Tolsi la museruola e le misi il cazzo in bocca. Bea si portò dietro e gliela infilò fino in fondo nel culo. Una quarantina di centimetri inghiottita dalle viscere. Angy cominciò subito a dare quei colpi di bacino che non riesce a controllare quando la inculi o la frusti, e cominciò a strabuzzare la lingua. Riuscii a infilarglielo in gola, mentre la sua lingua mi leccava spropositatamente i coglioni.
Poi la slegammo dall’asse, le legammo i polsi dietro la schiena e la mettemmo a cavallo della cavallina. Ovviamente, così seduta lei si sentiva impalata, ma non avevamo nulla di più vicino alla impalatura vera e propria. Provò a tenere le cosce strette, ma pian piano dovette lasciarsi sedere sull’ultima sfera rimasta fuori.
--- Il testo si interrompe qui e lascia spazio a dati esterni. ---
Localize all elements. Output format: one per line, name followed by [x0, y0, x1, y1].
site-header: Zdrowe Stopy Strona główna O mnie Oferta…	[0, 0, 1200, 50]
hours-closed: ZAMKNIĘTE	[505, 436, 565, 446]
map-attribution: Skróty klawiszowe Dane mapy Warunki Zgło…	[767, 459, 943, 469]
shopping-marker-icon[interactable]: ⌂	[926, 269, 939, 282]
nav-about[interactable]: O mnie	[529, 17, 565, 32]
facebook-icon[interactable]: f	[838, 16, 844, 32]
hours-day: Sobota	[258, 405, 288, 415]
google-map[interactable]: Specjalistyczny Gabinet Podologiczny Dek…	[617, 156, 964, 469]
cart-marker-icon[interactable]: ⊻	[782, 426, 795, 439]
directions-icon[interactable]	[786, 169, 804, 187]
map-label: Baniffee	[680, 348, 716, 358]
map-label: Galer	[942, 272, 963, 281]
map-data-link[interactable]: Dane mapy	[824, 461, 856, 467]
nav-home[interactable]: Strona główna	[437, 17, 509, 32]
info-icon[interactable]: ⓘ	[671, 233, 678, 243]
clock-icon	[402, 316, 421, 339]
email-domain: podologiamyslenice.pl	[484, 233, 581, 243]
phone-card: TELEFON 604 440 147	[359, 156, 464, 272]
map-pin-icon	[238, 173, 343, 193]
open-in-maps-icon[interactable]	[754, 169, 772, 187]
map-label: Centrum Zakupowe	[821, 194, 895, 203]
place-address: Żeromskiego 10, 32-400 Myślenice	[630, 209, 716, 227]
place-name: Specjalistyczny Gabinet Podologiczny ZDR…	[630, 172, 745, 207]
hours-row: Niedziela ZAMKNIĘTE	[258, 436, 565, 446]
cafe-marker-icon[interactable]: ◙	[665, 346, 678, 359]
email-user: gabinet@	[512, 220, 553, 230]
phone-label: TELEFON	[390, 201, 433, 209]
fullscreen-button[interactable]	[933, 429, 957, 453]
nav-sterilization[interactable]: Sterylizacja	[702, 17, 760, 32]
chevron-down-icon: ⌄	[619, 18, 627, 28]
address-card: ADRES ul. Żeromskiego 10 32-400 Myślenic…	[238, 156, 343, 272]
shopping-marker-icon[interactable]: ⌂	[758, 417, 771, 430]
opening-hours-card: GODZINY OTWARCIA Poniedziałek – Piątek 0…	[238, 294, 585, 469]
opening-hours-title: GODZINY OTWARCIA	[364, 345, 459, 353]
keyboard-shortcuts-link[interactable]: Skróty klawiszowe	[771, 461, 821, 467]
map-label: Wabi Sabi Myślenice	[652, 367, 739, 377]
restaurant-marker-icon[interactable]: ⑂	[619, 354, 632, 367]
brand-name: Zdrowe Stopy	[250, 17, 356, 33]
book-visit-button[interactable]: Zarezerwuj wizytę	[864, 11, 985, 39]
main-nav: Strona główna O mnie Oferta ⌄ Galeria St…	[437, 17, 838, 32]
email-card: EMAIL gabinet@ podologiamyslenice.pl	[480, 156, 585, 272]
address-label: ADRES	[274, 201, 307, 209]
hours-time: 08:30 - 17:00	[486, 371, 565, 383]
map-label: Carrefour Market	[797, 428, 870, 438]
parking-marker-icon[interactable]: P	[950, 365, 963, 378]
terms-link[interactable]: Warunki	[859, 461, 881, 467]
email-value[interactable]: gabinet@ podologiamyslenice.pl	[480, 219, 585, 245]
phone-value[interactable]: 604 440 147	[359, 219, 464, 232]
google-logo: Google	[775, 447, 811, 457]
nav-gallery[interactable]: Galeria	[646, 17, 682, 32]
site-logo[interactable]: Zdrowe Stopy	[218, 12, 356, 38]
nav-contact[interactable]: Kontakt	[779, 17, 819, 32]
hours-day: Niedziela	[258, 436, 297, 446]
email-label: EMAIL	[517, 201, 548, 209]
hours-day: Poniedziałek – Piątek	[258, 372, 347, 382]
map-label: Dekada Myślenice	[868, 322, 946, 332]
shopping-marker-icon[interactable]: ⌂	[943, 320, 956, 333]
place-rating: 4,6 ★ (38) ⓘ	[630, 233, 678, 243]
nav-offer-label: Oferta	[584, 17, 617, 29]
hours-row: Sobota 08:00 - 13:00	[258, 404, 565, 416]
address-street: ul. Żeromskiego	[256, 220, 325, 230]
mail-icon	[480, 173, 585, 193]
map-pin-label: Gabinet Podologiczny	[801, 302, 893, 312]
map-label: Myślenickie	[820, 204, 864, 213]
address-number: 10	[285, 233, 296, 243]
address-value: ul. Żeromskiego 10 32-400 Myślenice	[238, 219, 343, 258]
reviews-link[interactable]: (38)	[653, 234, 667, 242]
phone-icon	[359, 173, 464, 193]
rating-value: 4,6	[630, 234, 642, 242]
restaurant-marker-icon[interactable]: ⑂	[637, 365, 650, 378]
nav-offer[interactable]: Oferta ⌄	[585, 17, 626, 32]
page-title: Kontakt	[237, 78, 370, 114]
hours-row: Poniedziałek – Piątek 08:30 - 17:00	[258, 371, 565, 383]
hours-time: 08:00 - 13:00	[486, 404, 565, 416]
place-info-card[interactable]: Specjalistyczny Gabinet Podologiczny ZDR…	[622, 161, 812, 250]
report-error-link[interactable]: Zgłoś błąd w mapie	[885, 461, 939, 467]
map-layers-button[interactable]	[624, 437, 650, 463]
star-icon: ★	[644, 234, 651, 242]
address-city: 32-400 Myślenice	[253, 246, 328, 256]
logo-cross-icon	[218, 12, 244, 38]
Così immobile stimolò Beatrice, che si mise in mano una frusta e la colpì un paio di volte.
– Così – disse, – tanto per farla muovere, agitare. Contrariamente al martini di 007, io la voglio agitata e non mescolata.
Infine, con lei a guardarci da lassù, io e Willy ci siamo fatti mia moglie. Volevamo lui dietro e io davanti, ma non ci riuscimmo e dovemmo rovesciare i ruoli.